Squadron Leader

Of the 8 Career Skills, choose 4 to get a free rank. Of the 4 Specialization Skills, choose 2 to get a free rank.

Commander Career Skills: Coercion, Cool, Discipline, Knowledge (Warfare), Leadership, Perception, Ranged (Light) and Vigilance

Squadron Leader Specialization Skills: Gunnery, Mechanics, Piloting (Planetary) and Piloting (Space)

Though perhaps the most important engagements involve capital ships, the daily struggle for survival and victory happens at a much smaller scale. Snubfighters, small gunships, combat airspeeders, and hovertanks go hammer-and-tongs against the massive Imperial war machine, and it's only the tactical genius and daring of those who lead these units keeping them alive. The best Squadron Leaders even manage to pull out more than their fair share of victories. Squadron Leaders tend to know their machines very well, and of course they need to be able to operate the same types of vehicles they are commanding.

Squadron Leaders rarely lead from the rear. More often than not, theirs are the first ships or vehicles to engage the enemy, and they're the last ones out of a combat zone (if they get out at all). Leading by example is a way of life for a Squadron Leader, and he won't ask anyone to do what he's not ready to do himself. He rides his team to keep their machines in top shape, and he trains them constantly. He wants both crew and machines back in the hangar when the mission is over, and he does whatever it takes to make it happen.

Alliance High Command knows every single battle is important, and most of them are won at the front line, by mechanized detachments and starhghter squadrons under the command of Squadron Leaders.
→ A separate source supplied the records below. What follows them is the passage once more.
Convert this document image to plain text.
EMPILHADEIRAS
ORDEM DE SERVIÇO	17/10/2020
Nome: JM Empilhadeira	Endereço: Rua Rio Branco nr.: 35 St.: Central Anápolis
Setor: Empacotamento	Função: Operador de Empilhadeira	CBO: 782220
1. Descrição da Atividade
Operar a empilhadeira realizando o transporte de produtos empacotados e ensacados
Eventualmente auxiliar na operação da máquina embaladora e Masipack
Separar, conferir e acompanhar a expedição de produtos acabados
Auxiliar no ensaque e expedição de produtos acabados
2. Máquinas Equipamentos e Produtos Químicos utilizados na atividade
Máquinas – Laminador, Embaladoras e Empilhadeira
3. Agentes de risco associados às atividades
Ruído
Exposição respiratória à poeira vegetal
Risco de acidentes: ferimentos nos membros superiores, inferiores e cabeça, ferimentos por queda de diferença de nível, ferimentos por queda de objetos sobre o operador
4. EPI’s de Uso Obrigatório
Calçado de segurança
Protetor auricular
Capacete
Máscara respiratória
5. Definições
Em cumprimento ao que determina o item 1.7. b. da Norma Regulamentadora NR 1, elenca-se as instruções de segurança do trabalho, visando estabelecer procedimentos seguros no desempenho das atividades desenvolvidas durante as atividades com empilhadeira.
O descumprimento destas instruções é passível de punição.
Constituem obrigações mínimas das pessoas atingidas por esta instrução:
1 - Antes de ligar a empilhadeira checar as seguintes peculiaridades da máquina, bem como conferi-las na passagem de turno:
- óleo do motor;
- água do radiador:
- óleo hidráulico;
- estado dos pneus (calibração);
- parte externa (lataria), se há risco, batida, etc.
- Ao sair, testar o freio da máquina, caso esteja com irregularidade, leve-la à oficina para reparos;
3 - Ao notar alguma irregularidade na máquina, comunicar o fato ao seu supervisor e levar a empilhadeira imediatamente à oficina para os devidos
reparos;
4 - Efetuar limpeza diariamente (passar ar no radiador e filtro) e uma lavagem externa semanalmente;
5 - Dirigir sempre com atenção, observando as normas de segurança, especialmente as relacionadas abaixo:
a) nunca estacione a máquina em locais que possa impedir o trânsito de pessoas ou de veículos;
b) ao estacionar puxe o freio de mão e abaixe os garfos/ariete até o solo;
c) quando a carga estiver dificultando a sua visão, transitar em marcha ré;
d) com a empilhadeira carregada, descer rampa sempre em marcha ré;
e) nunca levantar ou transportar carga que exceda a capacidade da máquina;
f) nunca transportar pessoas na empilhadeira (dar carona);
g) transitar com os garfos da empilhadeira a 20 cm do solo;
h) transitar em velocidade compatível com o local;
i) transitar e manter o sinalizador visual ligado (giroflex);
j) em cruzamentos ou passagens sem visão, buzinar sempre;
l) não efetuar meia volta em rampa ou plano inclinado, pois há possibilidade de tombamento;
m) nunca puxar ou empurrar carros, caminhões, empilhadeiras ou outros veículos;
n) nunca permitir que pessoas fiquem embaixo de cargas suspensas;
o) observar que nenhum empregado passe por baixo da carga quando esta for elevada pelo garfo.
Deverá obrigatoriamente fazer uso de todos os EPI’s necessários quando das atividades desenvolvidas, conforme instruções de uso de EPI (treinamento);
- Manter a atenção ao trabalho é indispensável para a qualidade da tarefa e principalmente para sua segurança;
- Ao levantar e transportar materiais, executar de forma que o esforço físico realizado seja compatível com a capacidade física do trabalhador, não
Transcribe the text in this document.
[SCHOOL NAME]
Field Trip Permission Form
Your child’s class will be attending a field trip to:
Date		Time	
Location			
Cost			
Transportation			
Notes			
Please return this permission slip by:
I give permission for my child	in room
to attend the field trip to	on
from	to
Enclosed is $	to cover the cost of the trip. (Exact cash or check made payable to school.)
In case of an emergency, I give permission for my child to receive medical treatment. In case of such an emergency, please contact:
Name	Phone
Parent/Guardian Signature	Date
The upper echelons are constantly on the lookout for anyone with the right qualities to inspire and lead pilots and vehicle crews into the worst kinds of hell and back again.

Potential Backgrounds

  • Defector: To survive more than a handful of missions, TIE pilots have to be the best they can be. Many Squadron Leaders developed a taste for adrenaline at the controls of an Imperial fighter, battling pirates in the Outer Rim or chasing smugglers closer to the Core. For whatever reason, they’ve taken their skills over to the other side, trading in the Empire’s flimsy TIEs for durable X-wings and maneuverable A-wings.

  • Citizen Soldier: Not all Squadron Leaders are trained for military action. Some act as test pilots for corporate or planetary ship manufacturers, while the majority ply their trade as couriers, escorts, or transport captains. Hoping to make a difference in securing the galaxy for freedom, they have offered their skills and reflexes to the Rebel Alliance and found themselves no worse off for their lack of academy training. Those who can lead oftentimes find themselves placed in command of a fighter element, a squadron, or an entire attack wing. If only their parents could see them now!

  • The Failed Leader: Losing a starfighter to enemy fire is bad enough, especially given the difficulty of acquiring new ships to replace those that have been lost. Losing pilots, however, is all the more serious, as talented fighter pilots don’t grow on trees. Each one lost is irreplaceable, and failed Squadron Leaders have lost most, if not all, of their pilots and starfighters in combat. The guilt and shame surrounding this loss haunts them at every moment, and replacing their pilots and ships is likely a top priority.